The marketing authorizations issued today allow the four tobacco products to be legally sold or distributed in the United States, but it does not mean the products are safe or “FDA approved,” as there are no safe tobacco products.
Additionally, the FDA is placing stringent restrictions on how Verve products are marketed, including via websites and through social media platforms, to help ensure that marketing targets only adults. The FDA will evaluate new available data regarding the products through postmarketing records and reports required in the marketing order. The company is required to regularly report to the FDA with information regarding the products on the market, including, but not limited to, ongoing and completed consumer research studies, advertising, marketing plans, sales data, information on current and new users, manufacturing changes and adverse experiences.
The FDA will withdraw a marketing order if it determines that the continued marketing of a product is no longer appropriate for the protection of the public health, for example, as a result of significant uptake of the product by youth.

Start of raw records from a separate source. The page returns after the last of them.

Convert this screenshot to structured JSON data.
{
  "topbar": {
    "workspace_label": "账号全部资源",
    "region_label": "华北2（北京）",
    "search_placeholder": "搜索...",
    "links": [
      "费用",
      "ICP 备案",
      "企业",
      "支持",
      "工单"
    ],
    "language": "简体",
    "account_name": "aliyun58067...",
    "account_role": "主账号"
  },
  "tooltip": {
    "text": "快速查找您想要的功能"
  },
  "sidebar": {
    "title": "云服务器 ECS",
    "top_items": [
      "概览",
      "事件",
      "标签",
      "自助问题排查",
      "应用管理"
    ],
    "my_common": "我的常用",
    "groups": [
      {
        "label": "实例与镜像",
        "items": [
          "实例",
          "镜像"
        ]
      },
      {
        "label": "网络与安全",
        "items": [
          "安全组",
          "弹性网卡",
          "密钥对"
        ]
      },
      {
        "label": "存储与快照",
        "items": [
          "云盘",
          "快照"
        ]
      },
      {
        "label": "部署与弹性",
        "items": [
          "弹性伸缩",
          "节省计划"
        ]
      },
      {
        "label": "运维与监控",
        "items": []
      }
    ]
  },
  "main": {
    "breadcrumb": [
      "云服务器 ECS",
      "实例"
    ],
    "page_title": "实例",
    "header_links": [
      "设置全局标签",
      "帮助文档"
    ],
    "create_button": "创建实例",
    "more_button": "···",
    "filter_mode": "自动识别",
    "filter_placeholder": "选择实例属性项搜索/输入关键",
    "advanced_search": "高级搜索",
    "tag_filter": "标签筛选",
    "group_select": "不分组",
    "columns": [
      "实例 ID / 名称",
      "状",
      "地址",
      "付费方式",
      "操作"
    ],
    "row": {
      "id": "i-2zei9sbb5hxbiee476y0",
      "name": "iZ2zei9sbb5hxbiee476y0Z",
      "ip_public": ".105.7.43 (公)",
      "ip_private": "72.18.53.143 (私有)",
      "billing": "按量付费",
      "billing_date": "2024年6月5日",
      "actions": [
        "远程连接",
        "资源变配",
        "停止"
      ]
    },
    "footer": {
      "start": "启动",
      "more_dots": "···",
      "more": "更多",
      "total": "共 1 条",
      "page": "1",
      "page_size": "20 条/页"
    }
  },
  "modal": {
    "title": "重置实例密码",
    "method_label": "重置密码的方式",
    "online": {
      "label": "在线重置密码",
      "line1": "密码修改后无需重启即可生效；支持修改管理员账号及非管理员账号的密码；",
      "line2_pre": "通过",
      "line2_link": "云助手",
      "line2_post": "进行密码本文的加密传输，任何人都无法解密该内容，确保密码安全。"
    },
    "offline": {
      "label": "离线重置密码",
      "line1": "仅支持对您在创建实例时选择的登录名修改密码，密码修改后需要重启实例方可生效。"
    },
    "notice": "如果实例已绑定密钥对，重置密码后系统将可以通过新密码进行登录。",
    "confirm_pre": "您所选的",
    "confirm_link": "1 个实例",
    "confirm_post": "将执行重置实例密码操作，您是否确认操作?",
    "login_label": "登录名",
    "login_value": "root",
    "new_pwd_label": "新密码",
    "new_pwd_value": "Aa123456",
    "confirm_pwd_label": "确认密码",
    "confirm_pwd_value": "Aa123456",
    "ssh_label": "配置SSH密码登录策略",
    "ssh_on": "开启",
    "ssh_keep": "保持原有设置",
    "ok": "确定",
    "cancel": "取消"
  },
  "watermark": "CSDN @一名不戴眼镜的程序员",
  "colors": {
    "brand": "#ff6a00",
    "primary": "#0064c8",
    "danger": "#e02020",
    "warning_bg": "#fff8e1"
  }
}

The agency continues to conduct premarket review of thousands of tobacco product applications and remains committed to communicating with the public about progress, including the issuance of marketing denial orders for more than one million flavored e-cigarette products that lacked sufficient evidence that they have a benefit to adult smokers sufficient to overcome the public health concern posed by the well-documented and considerable appeal of such products to youth.